With respect to the factors of Hunt's skill and standing, the nature of the case and the difficulty of the questions at issue, the amount and importance of the subject matter, the degree of responsibility involved in the management of the case, and the time and labor required, the court sees no red flags suggesting Hunt's representation was substandard or that he overbilled his client. Indeed, the court is well aware that employment discrimination cases are typically vigorously defended, intensively fact-driven, and they require a great deal of pretrial preparation. Plaintiffs' lawyers must avert multiple legal trap doors in their path. In this particular case, Hunt's characterization of his client as "difficult" is not surprising in that plaintiff presented herself at numerous appearances before the court as extraordinarily strong-willed about how the case should proceed, less than forthcoming in complying with orders, seeking many delays, and failing to make discovery, evoking motions for sanctions from the defense which the court ultimately granted after futile efforts to gain voluntary compliance. The court is not inclined to reduce Hunt's compensation based on excessive hours or substandard representation.

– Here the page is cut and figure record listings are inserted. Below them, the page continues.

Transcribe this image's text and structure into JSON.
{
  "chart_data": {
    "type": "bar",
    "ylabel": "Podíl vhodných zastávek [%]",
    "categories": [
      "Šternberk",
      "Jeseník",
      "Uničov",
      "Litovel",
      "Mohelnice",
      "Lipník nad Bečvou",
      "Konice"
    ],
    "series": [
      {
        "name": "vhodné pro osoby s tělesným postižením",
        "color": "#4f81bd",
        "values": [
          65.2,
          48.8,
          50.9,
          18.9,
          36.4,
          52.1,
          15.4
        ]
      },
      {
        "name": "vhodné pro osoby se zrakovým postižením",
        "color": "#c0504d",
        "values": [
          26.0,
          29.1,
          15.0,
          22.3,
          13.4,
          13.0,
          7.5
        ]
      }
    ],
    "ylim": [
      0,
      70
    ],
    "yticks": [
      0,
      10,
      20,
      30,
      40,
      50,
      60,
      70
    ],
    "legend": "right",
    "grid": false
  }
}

Turning now to the issues of the usual and customary fee in the community and the benefit resulting to the client, the court is less persuaded by Hunt's submission. First, the court is loath to measure the reasonable value of Hunt's services at a price higher than he negotiated with plaintiff. It will assume he did not enter into an unreasonable fee agreement. Second, in the real world, the overwhelming majority of employment discrimination cases fail at summary judgment or they settle. When they settle, as this one did, the value of the case is compromised and the attorney's fee is compromised. The court assumes that had Hunt continued to represent plaintiff, the case would have settled under the same terms as it settled in fact. The settlement value of the case, although confidential, is a small fraction of the demand of more than $1 million contained in the Complaint. Had Hunt refused to significantly compromise his fee, the case could not have settled and he would have risked loss of the entire case. In light of all of these factors, the court will compromise Hunt's claim at a reasonable figure of 60 percent of the billed amount plus a 12.5% percent share of the recovery, inasmuch as Hunt cannot fairly reap the full benefit of a settlement his successor counsel actually negotiated. The billed amount is $71,862, of which a 60 percent share is $43,117. Plaintiff has paid $24,123, leaving a balance of $18,994. The parties may calculate the remainder. Hunt is entitled to prejudgment interest on $18,994 from the date of his withdrawal. The remainder shall not include prejudgment interest.
Keith L. Hunt's attorney's lien is adjudicated at $18,994, plus ten percent of plaintiff's settlement recovery. Hunt's claims to any additional costs and expenses are specifically merged with this adjudication.